At 10:38 AM -0700 8/19/10, James Shatto wrote:
>
>Yes the sample rate remains the same. Yes the file size probably
>remains the same. And yes the duration of the recording stays the
>same. But I find it hard to believe that a twice edited digital
>file (L/R -> M/S -> L/R) is a bit for bit exact copy of the
>original(even if you exclude the headers from the comparison). Not
>that any differences are audible to most people. Or reproduce-able
>by a lot of cheap audio equipment.
Hi James--
The file is restored _exactly_ the same (at unity settings). I'd
assume this would be the case but with earlier MS plug-ins I tried,
the files did not come out identical. Perhaps Tom Erbe's plug-in is
simpler/cleaner.
This may be good news to folks who were concerned that they lost
quality/flexibility by decoding the Mid and Side channels as the
recorded them. I use M-S processing almost routinely these days even
on non-MS recordings.
>
>Of course the sample count is the same, you're saving out to a file
>of the same sample rate, same number of channels, and same duration.
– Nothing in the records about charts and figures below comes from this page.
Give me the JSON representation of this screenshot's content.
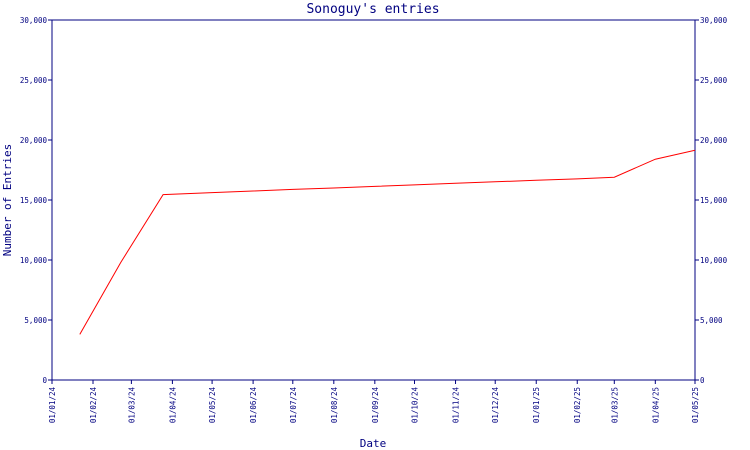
{
  "colors": {
    "axis": "#000080",
    "text": "#000080",
    "line": "#ff0000",
    "background": "#ffffff"
  },
  "chart_data": {
    "type": "line",
    "title": "Sonoguy's entries",
    "xlabel": "Date",
    "ylabel": "Number of Entries",
    "ylim": [
      0,
      30000
    ],
    "yticks": [
      {
        "value": 0,
        "label": "0"
      },
      {
        "value": 5000,
        "label": "5,000"
      },
      {
        "value": 10000,
        "label": "10,000"
      },
      {
        "value": 15000,
        "label": "15,000"
      },
      {
        "value": 20000,
        "label": "20,000"
      },
      {
        "value": 25000,
        "label": "25,000"
      },
      {
        "value": 30000,
        "label": "30,000"
      }
    ],
    "right_axis": true,
    "grid": false,
    "x_start": "2024-01-01",
    "x_end": "2025-05-01",
    "xticks": [
      {
        "date": "2024-01-01",
        "label": "01/01/24"
      },
      {
        "date": "2024-02-01",
        "label": "01/02/24"
      },
      {
        "date": "2024-03-01",
        "label": "01/03/24"
      },
      {
        "date": "2024-04-01",
        "label": "01/04/24"
      },
      {
        "date": "2024-05-01",
        "label": "01/05/24"
      },
      {
        "date": "2024-06-01",
        "label": "01/06/24"
      },
      {
        "date": "2024-07-01",
        "label": "01/07/24"
      },
      {
        "date": "2024-08-01",
        "label": "01/08/24"
      },
      {
        "date": "2024-09-01",
        "label": "01/09/24"
      },
      {
        "date": "2024-10-01",
        "label": "01/10/24"
      },
      {
        "date": "2024-11-01",
        "label": "01/11/24"
      },
      {
        "date": "2024-12-01",
        "label": "01/12/24"
      },
      {
        "date": "2025-01-01",
        "label": "01/01/25"
      },
      {
        "date": "2025-02-01",
        "label": "01/02/25"
      },
      {
        "date": "2025-03-01",
        "label": "01/03/25"
      },
      {
        "date": "2025-04-01",
        "label": "01/04/25"
      },
      {
        "date": "2025-05-01",
        "label": "01/05/25"
      }
    ],
    "series": [
      {
        "points": [
          {
            "x": "2024-01-22",
            "y": 3800
          },
          {
            "x": "2024-02-22",
            "y": 9800
          },
          {
            "x": "2024-03-25",
            "y": 15450
          },
          {
            "x": "2024-05-01",
            "y": 15620
          },
          {
            "x": "2024-06-01",
            "y": 15750
          },
          {
            "x": "2024-07-01",
            "y": 15880
          },
          {
            "x": "2024-08-01",
            "y": 16000
          },
          {
            "x": "2024-09-01",
            "y": 16130
          },
          {
            "x": "2024-10-01",
            "y": 16260
          },
          {
            "x": "2024-11-01",
            "y": 16390
          },
          {
            "x": "2024-12-01",
            "y": 16520
          },
          {
            "x": "2025-01-01",
            "y": 16640
          },
          {
            "x": "2025-02-01",
            "y": 16760
          },
          {
            "x": "2025-03-01",
            "y": 16900
          },
          {
            "x": "2025-04-01",
            "y": 18400
          },
          {
            "x": "2025-05-01",
            "y": 19150
          }
        ]
      }
    ]
  }
}
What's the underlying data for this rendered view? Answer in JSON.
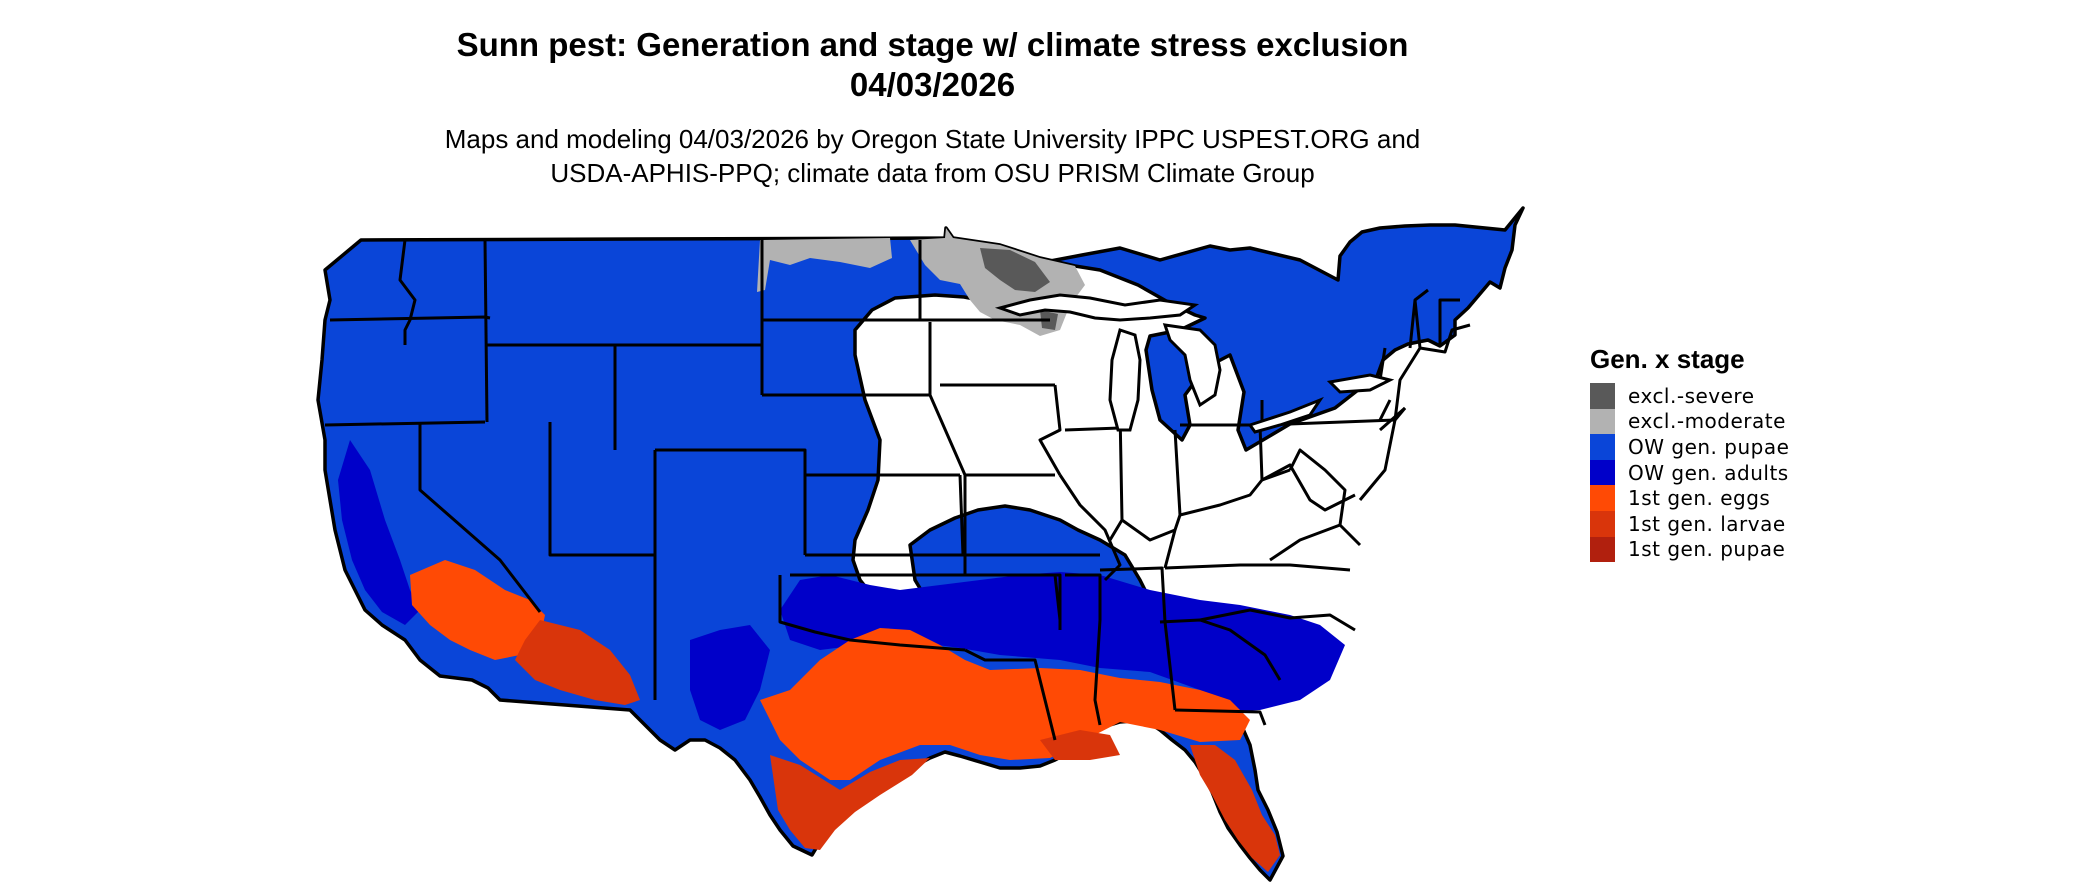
{
  "title_line1": "Sunn pest: Generation and stage w/ climate stress exclusion",
  "title_line2": "04/03/2026",
  "subtitle_line1": "Maps and modeling 04/03/2026 by Oregon State University IPPC USPEST.ORG and",
  "subtitle_line2": "USDA-APHIS-PPQ; climate data from OSU PRISM Climate Group",
  "legend": {
    "title": "Gen. x stage",
    "items": [
      {
        "label": "excl.-severe",
        "color": "#595959"
      },
      {
        "label": "excl.-moderate",
        "color": "#b2b2b2"
      },
      {
        "label": "OW gen. pupae",
        "color": "#0a45d8"
      },
      {
        "label": "OW gen. adults",
        "color": "#0000c9"
      },
      {
        "label": "1st gen. eggs",
        "color": "#ff4a05"
      },
      {
        "label": "1st gen. larvae",
        "color": "#d9350b"
      },
      {
        "label": "1st gen. pupae",
        "color": "#b1200e"
      }
    ]
  }
}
>Independent of actual content. Why would the count of bits change?
>But is the CONTENT of the bits an EXACT match to the original after
>edits?
There are no edits, just two steps of processing that do and undoing
the "decoding."
I encourage you to do some tests to further explore what your ears
are sensing and need to make physical so others can hear it too.
Note, however-- it does take a while to learn how to make reliable
comparison tests. I have to redo them all the time. Rob D.